In this conversation (Complete interview) , Rudolf talks about the immediate future of physical and chemical research, the possibilities of new materials, what will come to us with graphene or the advancement of female researchers.
The research works of Professor Rudolf and her team have accumulated great prestige and accolades such as the Descartes Prize from the European Commission in 2007 for their work on molecular motors, a class of proteins that drive intracellular traffic by converting chemical energy into mechanical work along the cytoskeletal filaments.
What is the smallest machine we can build? Molecular motors and switches form the basis of many important biological processes. In contrast to these solutions chosen by nature for achieving complex tasks, mankind’s present day technologies function exclusively through their static of equilibrium properties. On can, therefore, easily anticipate that the controlled movement of molecules or parts of molecules offers unprecedent technological possibilities for the future.

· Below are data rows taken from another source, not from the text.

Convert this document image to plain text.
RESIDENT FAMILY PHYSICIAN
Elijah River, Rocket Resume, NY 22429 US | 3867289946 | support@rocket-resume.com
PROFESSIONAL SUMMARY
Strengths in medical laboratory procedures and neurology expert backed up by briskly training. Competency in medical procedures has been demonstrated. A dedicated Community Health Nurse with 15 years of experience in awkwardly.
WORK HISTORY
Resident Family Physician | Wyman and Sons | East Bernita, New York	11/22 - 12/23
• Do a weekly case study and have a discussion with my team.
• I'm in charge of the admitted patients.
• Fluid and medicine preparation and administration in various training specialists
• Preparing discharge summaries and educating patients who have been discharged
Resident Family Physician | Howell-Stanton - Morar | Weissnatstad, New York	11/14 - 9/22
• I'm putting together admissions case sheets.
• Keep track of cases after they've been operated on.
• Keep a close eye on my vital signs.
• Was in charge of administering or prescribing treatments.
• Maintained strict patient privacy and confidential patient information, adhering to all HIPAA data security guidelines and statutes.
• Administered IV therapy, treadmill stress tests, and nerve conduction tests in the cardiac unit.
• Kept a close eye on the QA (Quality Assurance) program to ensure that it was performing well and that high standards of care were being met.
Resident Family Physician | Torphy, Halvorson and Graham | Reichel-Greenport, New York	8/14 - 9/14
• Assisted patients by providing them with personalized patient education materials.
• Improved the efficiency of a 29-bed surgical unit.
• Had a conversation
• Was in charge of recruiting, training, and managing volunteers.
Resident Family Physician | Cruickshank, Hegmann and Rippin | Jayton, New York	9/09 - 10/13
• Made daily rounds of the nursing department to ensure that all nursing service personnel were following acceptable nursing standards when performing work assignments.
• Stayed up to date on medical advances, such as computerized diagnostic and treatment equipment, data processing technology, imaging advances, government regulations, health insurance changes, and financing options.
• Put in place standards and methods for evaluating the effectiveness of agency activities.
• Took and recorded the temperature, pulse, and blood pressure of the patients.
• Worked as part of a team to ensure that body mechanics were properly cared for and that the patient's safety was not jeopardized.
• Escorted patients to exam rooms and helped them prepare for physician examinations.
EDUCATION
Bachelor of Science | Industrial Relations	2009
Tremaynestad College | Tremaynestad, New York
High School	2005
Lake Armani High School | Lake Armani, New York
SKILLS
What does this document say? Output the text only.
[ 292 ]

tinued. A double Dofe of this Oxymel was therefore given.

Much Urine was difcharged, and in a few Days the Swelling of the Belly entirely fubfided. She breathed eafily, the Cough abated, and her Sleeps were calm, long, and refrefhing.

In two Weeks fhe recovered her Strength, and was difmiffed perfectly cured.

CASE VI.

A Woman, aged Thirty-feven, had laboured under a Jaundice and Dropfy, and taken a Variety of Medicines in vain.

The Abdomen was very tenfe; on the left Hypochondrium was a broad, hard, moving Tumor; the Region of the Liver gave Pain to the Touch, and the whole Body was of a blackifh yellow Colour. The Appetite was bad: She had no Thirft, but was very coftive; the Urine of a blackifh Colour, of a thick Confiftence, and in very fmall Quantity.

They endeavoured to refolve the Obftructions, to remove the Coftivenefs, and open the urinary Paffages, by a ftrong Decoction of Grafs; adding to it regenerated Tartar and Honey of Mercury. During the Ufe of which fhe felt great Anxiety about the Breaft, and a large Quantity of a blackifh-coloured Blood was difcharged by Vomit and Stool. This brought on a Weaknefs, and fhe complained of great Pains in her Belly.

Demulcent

Molecular machines, both natural and artificial, are systems designed to carry out specific functions whose realization is based on the transformation of energy in mechanical work. Cells house hundreds of molecular machines that are specialized to perform a function determined. These devices, made up of proteins, nucleic acids or other organic molecules require energy to carry out their functions just like their analogues macroscopic. Therefore, they convert chemical energy stored in cells into mechanical energy.
In her presentation, professor Rudolf showed how to build molecular engines that allow movements at the molecular levels to be coupled to the macroscopic world. For example, to transport macroscopic objects like drops of liquid over a surface. She also explained self-assembled monolayers of switches than can be addressed with light and charge transfer and show how such systems can be employed for “read and write” functions.